Toronto-listed Rusoro, owned by Russia's Agapov family, is the only large gold miner operating in Venezuela. It produced about 100,000 ounces of gold in Venezuela last year.
The nationalization of the gold industry fits with Chavez's broader plan to repatriate his country's bullion and shift most of its cash reserves out of Western nations to political allies including China, Russia and Brazil.
"It is a question of prudence and protection," Finance Minister Jorge Giordani said on Wednesday.
A Venezuelan official at regional body Unasur said the group was considering a similar move to repatriate part of the estimated $500 billion its members have in reserves abroad.

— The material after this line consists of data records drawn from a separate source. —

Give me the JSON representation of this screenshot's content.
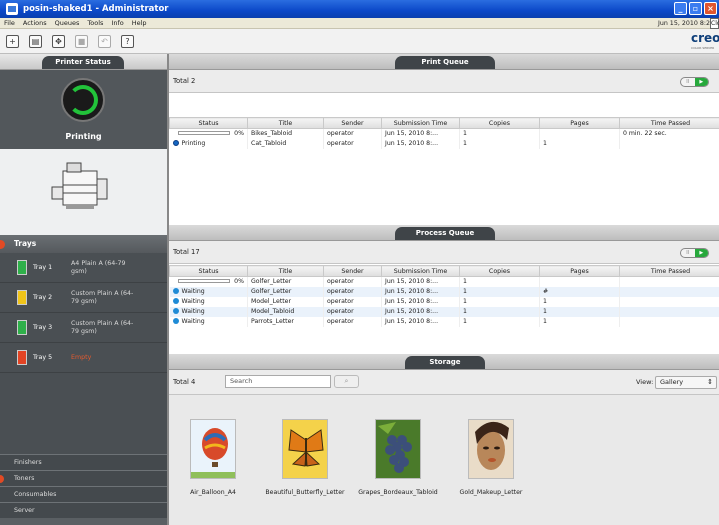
{
  "window": {
    "title": "posin-shaked1 - Administrator"
  },
  "menu": {
    "items": [
      "File",
      "Actions",
      "Queues",
      "Tools",
      "Info",
      "Help"
    ],
    "datetime": "Jun 15, 2010 8:2",
    "clock": "Clo"
  },
  "brand": {
    "logo": "creo",
    "tagline": "COLOR SERVER"
  },
  "left": {
    "printer_status_tab": "Printer Status",
    "status": "Printing",
    "trays_header": "Trays",
    "trays": [
      {
        "name": "Tray 1",
        "desc": "A4 Plain A (64-79 gsm)",
        "color": "#2fb04a"
      },
      {
        "name": "Tray 2",
        "desc": "Custom Plain A (64-79 gsm)",
        "color": "#f0c419"
      },
      {
        "name": "Tray 3",
        "desc": "Custom Plain A (64-79 gsm)",
        "color": "#2fb04a"
      },
      {
        "name": "Tray 5",
        "desc": "Empty",
        "color": "#e34424"
      }
    ],
    "sections": [
      "Finishers",
      "Toners",
      "Consumables",
      "Server"
    ]
  },
  "print_queue": {
    "tab": "Print Queue",
    "total": "Total 2",
    "toggle": [
      "II",
      "▶"
    ],
    "columns": [
      "Status",
      "Title",
      "Sender",
      "Submission Time",
      "Copies",
      "Pages",
      "Time Passed"
    ],
    "rows": [
      {
        "status": "0%",
        "title": "Bikes_Tabloid",
        "sender": "operator",
        "time": "Jun 15, 2010 8:...",
        "copies": "1",
        "pages": "",
        "passed": "0 min. 22 sec."
      },
      {
        "status": "Printing",
        "title": "Cat_Tabloid",
        "sender": "operator",
        "time": "Jun 15, 2010 8:...",
        "copies": "1",
        "pages": "1",
        "passed": ""
      }
    ]
  },
  "process_queue": {
    "tab": "Process Queue",
    "total": "Total 17",
    "toggle": [
      "II",
      "▶"
    ],
    "columns": [
      "Status",
      "Title",
      "Sender",
      "Submission Time",
      "Copies",
      "Pages",
      "Time Passed"
    ],
    "rows": [
      {
        "status": "0%",
        "title": "Golfer_Letter",
        "sender": "operator",
        "time": "Jun 15, 2010 8:...",
        "copies": "1",
        "pages": "",
        "passed": ""
      },
      {
        "status": "Waiting",
        "title": "Golfer_Letter",
        "sender": "operator",
        "time": "Jun 15, 2010 8:...",
        "copies": "1",
        "pages": "#",
        "passed": ""
      },
      {
        "status": "Waiting",
        "title": "Model_Letter",
        "sender": "operator",
        "time": "Jun 15, 2010 8:...",
        "copies": "1",
        "pages": "1",
        "passed": ""
      },
      {
        "status": "Waiting",
        "title": "Model_Tabloid",
        "sender": "operator",
        "time": "Jun 15, 2010 8:...",
        "copies": "1",
        "pages": "1",
        "passed": ""
      },
      {
        "status": "Waiting",
        "title": "Parrots_Letter",
        "sender": "operator",
        "time": "Jun 15, 2010 8:...",
        "copies": "1",
        "pages": "1",
        "passed": ""
      }
    ]
  },
  "storage": {
    "tab": "Storage",
    "total": "Total 4",
    "search_placeholder": "Search",
    "view_label": "View:",
    "view_value": "Gallery",
    "items": [
      {
        "label": "Air_Balloon_A4",
        "color": "#d84a2a"
      },
      {
        "label": "Beautiful_Butterfly_Letter",
        "color": "#e89a1a"
      },
      {
        "label": "Grapes_Bordeaux_Tabloid",
        "color": "#3c4f7a"
      },
      {
        "label": "Gold_Makeup_Letter",
        "color": "#b8875a"
      }
    ]
  }
}
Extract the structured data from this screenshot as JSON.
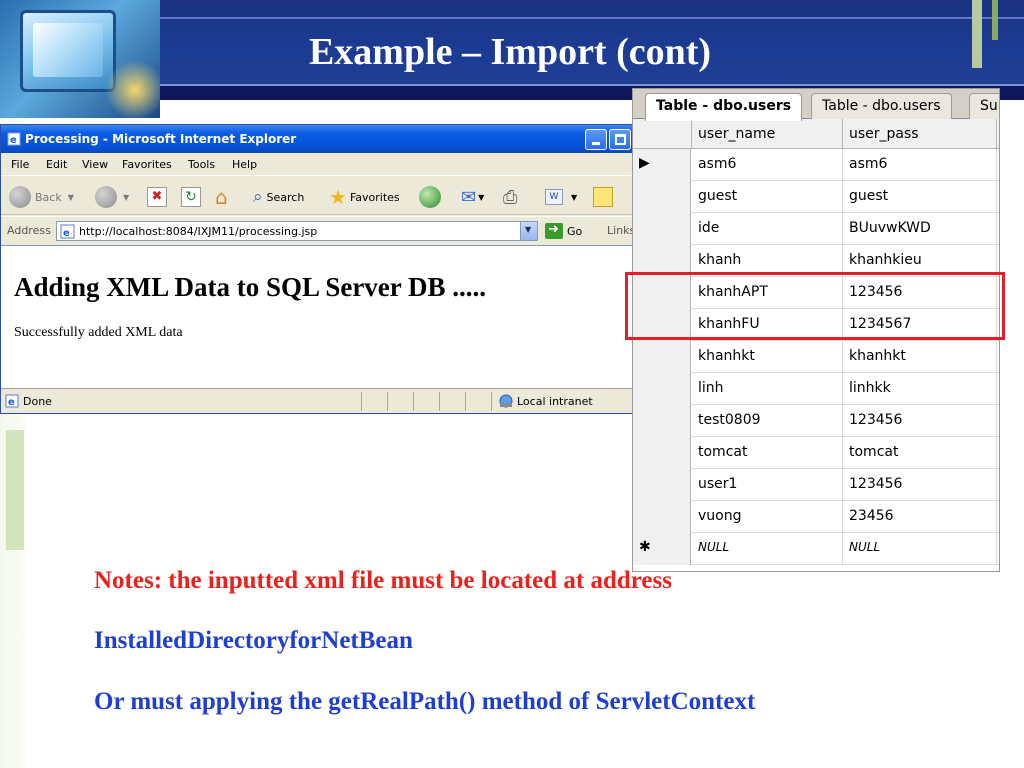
{
  "slide": {
    "title": "Example – Import (cont)",
    "colors": {
      "title_band": "#1c3c94",
      "accent_green": "#b7cf8e",
      "note_red": "#e8221c",
      "note_blue": "#1f3fd0",
      "highlight_red": "#e0202a"
    }
  },
  "browser": {
    "window_title": "Processing - Microsoft Internet Explorer",
    "menu": [
      "File",
      "Edit",
      "View",
      "Favorites",
      "Tools",
      "Help"
    ],
    "toolbar": {
      "back_label": "Back",
      "search_label": "Search",
      "favorites_label": "Favorites"
    },
    "address_label": "Address",
    "url": "http://localhost:8084/IXJM11/processing.jsp",
    "go_label": "Go",
    "links_label": "Links",
    "page_heading": "Adding XML Data to SQL Server DB .....",
    "page_message": "Successfully added XML data",
    "status_text": "Done",
    "zone_text": "Local intranet"
  },
  "table_view": {
    "tabs": [
      "Table - dbo.users",
      "Table - dbo.users",
      "Su"
    ],
    "columns": [
      "user_name",
      "user_pass"
    ],
    "rows": [
      {
        "marker": "▶",
        "user_name": "asm6",
        "user_pass": "asm6"
      },
      {
        "marker": "",
        "user_name": "guest",
        "user_pass": "guest"
      },
      {
        "marker": "",
        "user_name": "ide",
        "user_pass": "BUuvwKWD"
      },
      {
        "marker": "",
        "user_name": "khanh",
        "user_pass": "khanhkieu"
      },
      {
        "marker": "",
        "user_name": "khanhAPT",
        "user_pass": "123456"
      },
      {
        "marker": "",
        "user_name": "khanhFU",
        "user_pass": "1234567"
      },
      {
        "marker": "",
        "user_name": "khanhkt",
        "user_pass": "khanhkt"
      },
      {
        "marker": "",
        "user_name": "linh",
        "user_pass": "linhkk"
      },
      {
        "marker": "",
        "user_name": "test0809",
        "user_pass": "123456"
      },
      {
        "marker": "",
        "user_name": "tomcat",
        "user_pass": "tomcat"
      },
      {
        "marker": "",
        "user_name": "user1",
        "user_pass": "123456"
      },
      {
        "marker": "",
        "user_name": "vuong",
        "user_pass": "23456"
      },
      {
        "marker": "✱",
        "user_name": "NULL",
        "user_pass": "NULL"
      }
    ]
  },
  "notes": {
    "line1": "Notes: the inputted xml file must be located at address",
    "line2": "InstalledDirectoryforNetBean",
    "line3": "Or must applying the getRealPath() method of ServletContext"
  }
}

"It's a legitimate act, a sovereign act, unquestionable and indeed necessary," Ali Rodriguez told Venezuelan state TV.
Chavez, who has undergone two sessions of chemotherapy in Cuba since he announced in June that he had cancer, often rails against the reliance on the U.S. dollar as the global reserve currency of choice.
The move is in line with Chavez's ideological world view: during his 12 years in power he has often bashed the United States and sought to align Venezuela with emerging powers and opponents of Washington such as Iran.
Giordani said the transfers were under way, and that mounting debt worries in Europe and the United States showed that Venezuela needed to diversify where it kept its reserves.